The way Kurt Warner sees it, the New York Giants have roughly 46 million US reasons for him to lose his job.
The way Giants coach Tom Coughlin sees it, the quarterback shuffle he made is less about money and more about winning.
So shortly after noon yesterday, Coughlin figuratively took the ball from his starter for the first nine games of the season and handed it to rich-kid rookie, Eli Manning.
The much-touted first overall pick in the 2004 draft will get his first NFL start Sunday at the Meadowlands when the Giants (5-4) play host to the Atlanta Falcons (7-2).
After losing three of their past four, Coughlin felt it was time to salvage a season and perhaps start collecting on the record rookie contract Manning signed in April.
"He is the future of the New York Giants, it just starts now," Coughlin said yesterday at a press conference at the Giants facility in East Rutherford, N.J. "I really felt the last four games we haven't been playing well offensively. We needed to make a change."
The howls for Warner's head grew louder after the Giants suffered a 17-14 road loss to the Arizona Cardinals on Sunday. A week earlier, the unrest began when the Giants were upset at home by the resurgent Chicago Bears.
After a 4-1 start, the G-Men have lost touch with the NFC East-leading Philadelphia Eagles and are in the middle of a multi-team race for a conference wild-card spot.
"Read into that as much as you want, but there is a bigger picture here," said Warner, the former St. Louis Rams star. "There's more things that are trying to be accomplished here and that's why the decision was made."
Many felt Coughlin wouldn't flip the switch on Manning, the younger brother to Indianapolis Colts star Peyton, until the Giants were out of playoff contention.
But whether Coughlin was seeking a spark or something more is unclear.
"I don't think it's political," Giants running back Tiki Barber told the Associated Press. "We've lost three of four. Something has to change."
At least Manning's debut will come at home where a suspect Giants offensive line may have more of a chance of protecting the investment than in a hostile road environment.
In a dramatic move on draft day, the Giants traded no less than two first-round picks and two from later rounds to the San Diego Chargers to acquire Manning.
The swap came after Manning petulantly said he would not play for the Chargers and wanted to take on the bright lights of New York.
Warner was signed in the summer as insurance and won the starting job during training camp while Canadian Jesse Palmer fell to third on the depth chart.
With the contract he signed, Manning had no doubt he would get his chance.

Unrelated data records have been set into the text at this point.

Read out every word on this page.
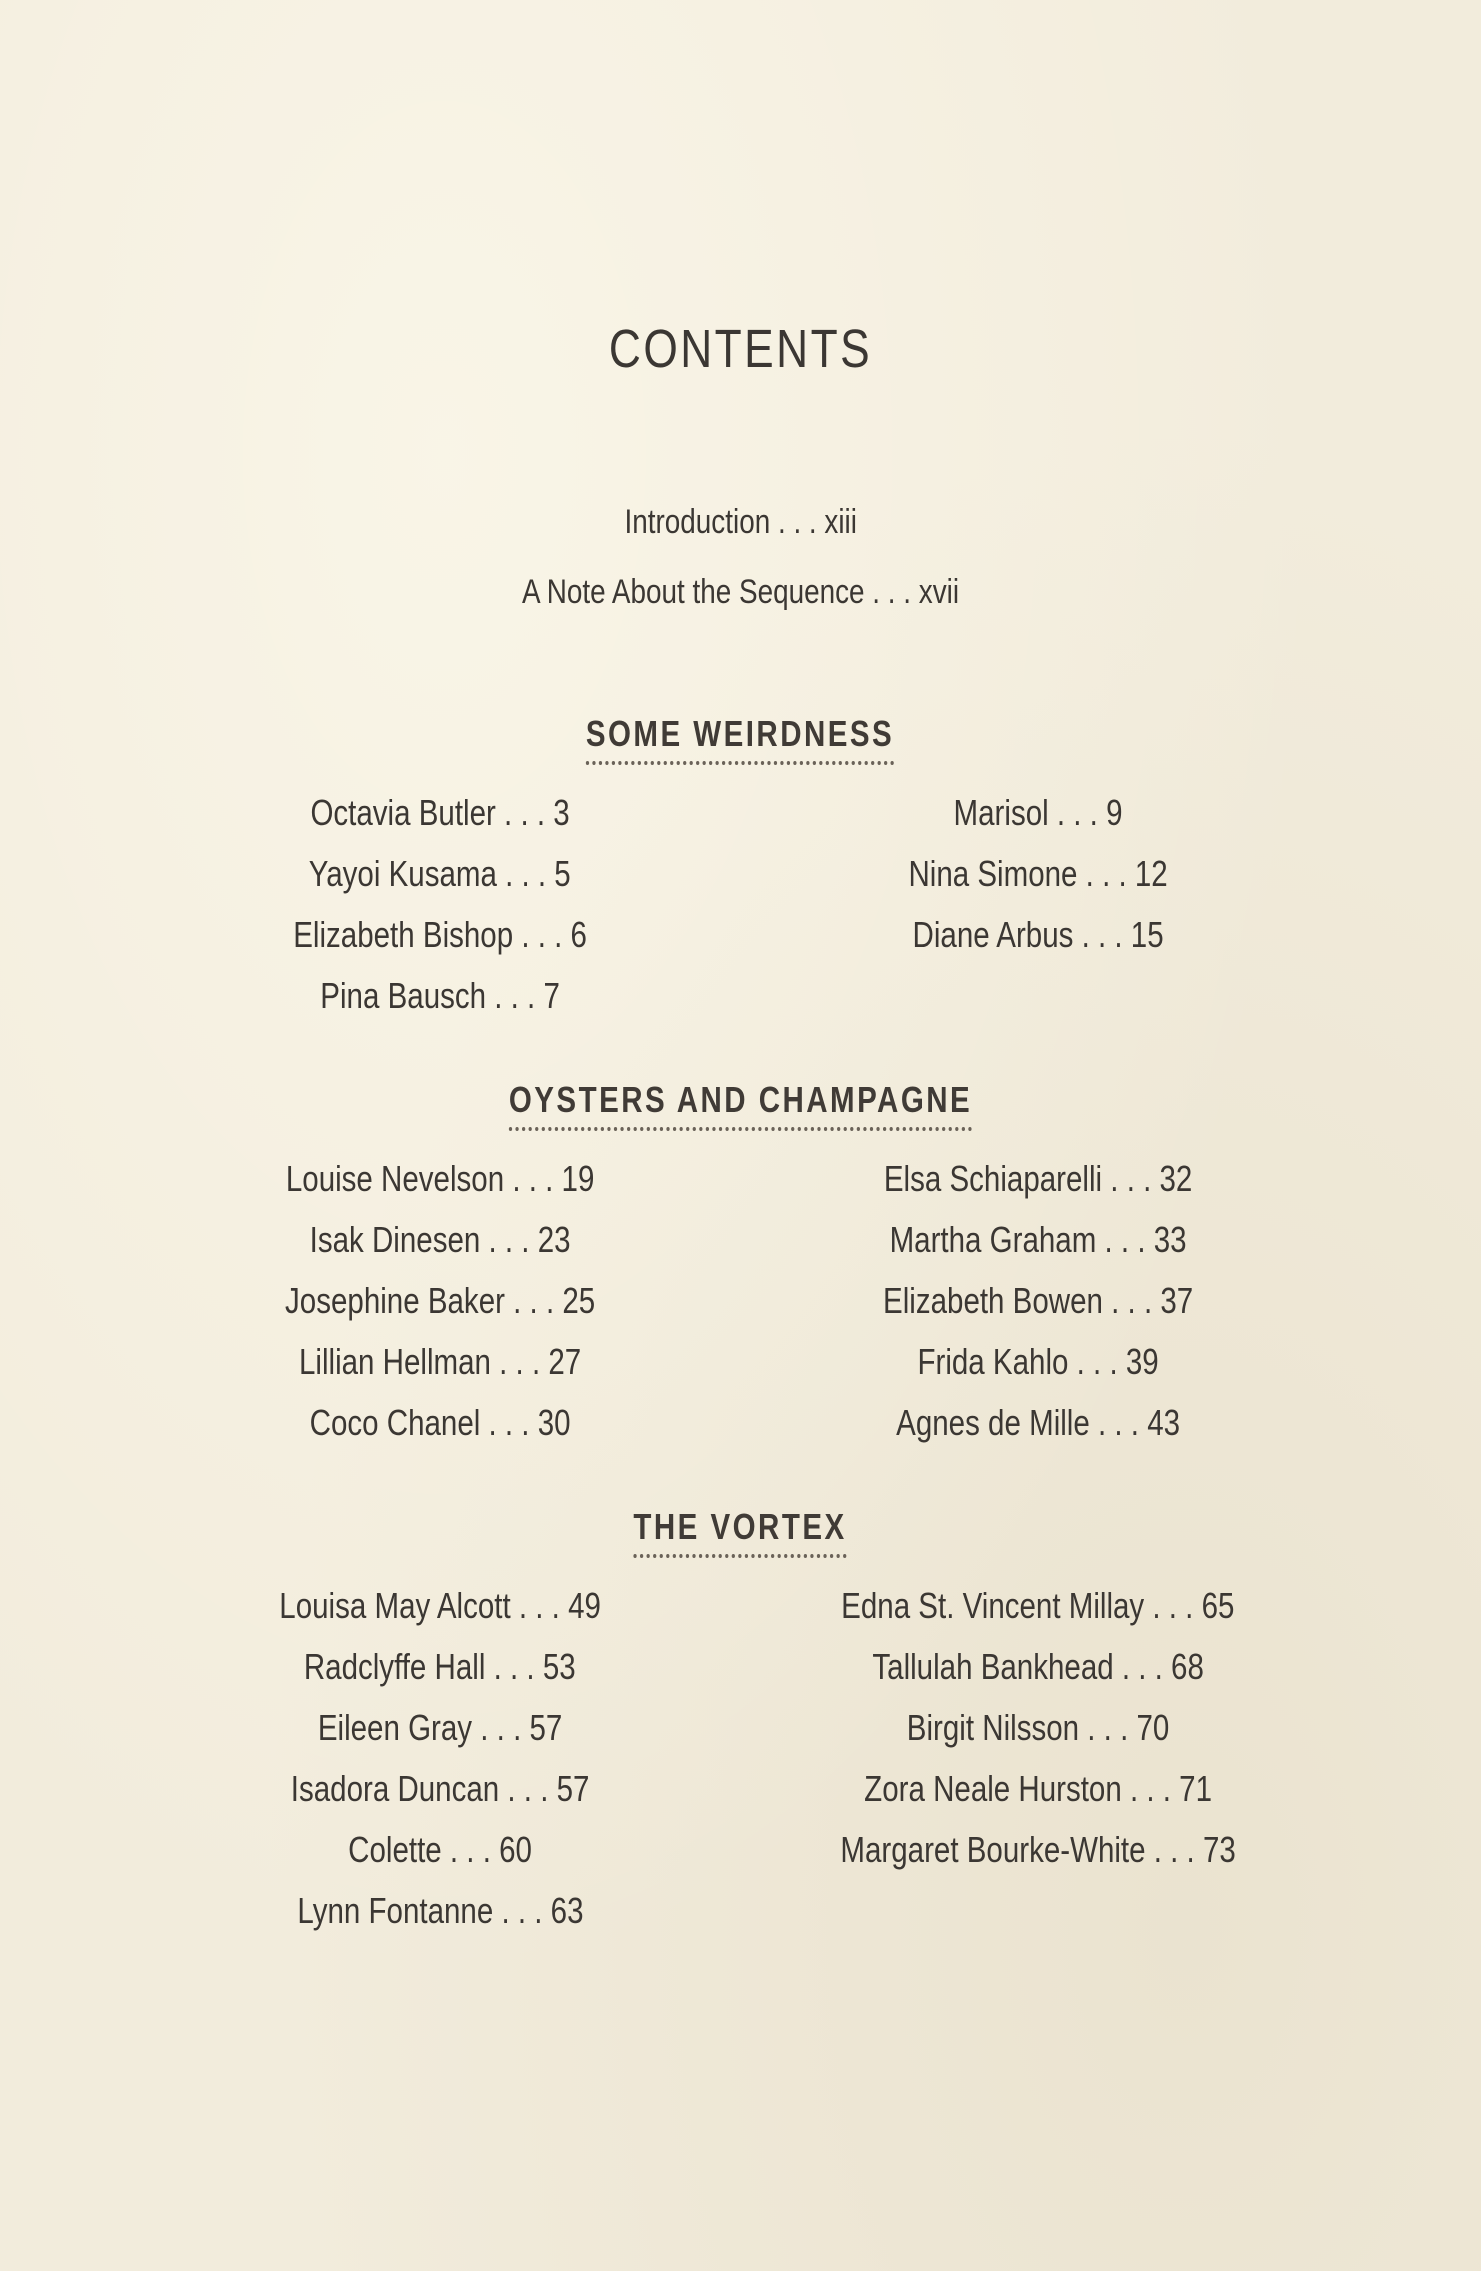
CONTENTS
Introduction . . . xiii
A Note About the Sequence . . . xvii
SOME WEIRDNESS
Octavia Butler . . . 3
Yayoi Kusama . . . 5
Elizabeth Bishop . . . 6
Pina Bausch . . . 7
Marisol . . . 9
Nina Simone . . . 12
Diane Arbus . . . 15
OYSTERS AND CHAMPAGNE
Louise Nevelson . . . 19
Isak Dinesen . . . 23
Josephine Baker . . . 25
Lillian Hellman . . . 27
Coco Chanel . . . 30
Elsa Schiaparelli . . . 32
Martha Graham . . . 33
Elizabeth Bowen . . . 37
Frida Kahlo . . . 39
Agnes de Mille . . . 43
THE VORTEX
Louisa May Alcott . . . 49
Radclyffe Hall . . . 53
Eileen Gray . . . 57
Isadora Duncan . . . 57
Colette . . . 60
Lynn Fontanne . . . 63
Edna St. Vincent Millay . . . 65
Tallulah Bankhead . . . 68
Birgit Nilsson . . . 70
Zora Neale Hurston . . . 71
Margaret Bourke-White . . . 73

That is has come now in a meaningful game against another former No. 1 pick, Falcons quarterback Michael Vick, makes the game even more appealing.
"It's exciting, this is something I want to do," Manning said at his own press conference. "This is why I want to play football, so I can go out there and be the starting quarterback.
"I'm looking forward to the opportunity. Now it's time to go out there and play football."
It also makes for a nice marketing hit for the NFL on an otherwise dull weekend. The game is the only Week 10 matchup in which both teams have a winning records.
By Sunday night we'll know if Manning has been timely thrust into the spotlight or prematurely thrown to the wolves.
Rob Longley looks at the winners and losers of Week 10
PACKERS (5-4): Left for dead at 1-4, the Pack is back atop the NFC North.
COLTS (6-3): The original Manning machine will be a hard act to follow for young Eli.
RAVENS (6-3): The bad birds are starting to look like the Super Bowl champs from 2001.
BILLS (3-6): Not ready for prime time (or much else). Bills didn't even compete against the Patriots.
JETS (6-3): Thumbs down again after mental errors killed them against the Ravens.
CHIEFS (3-6): Shed a tear Chiefs fans. You know coach Dick Vermeil is already weeping somewhere.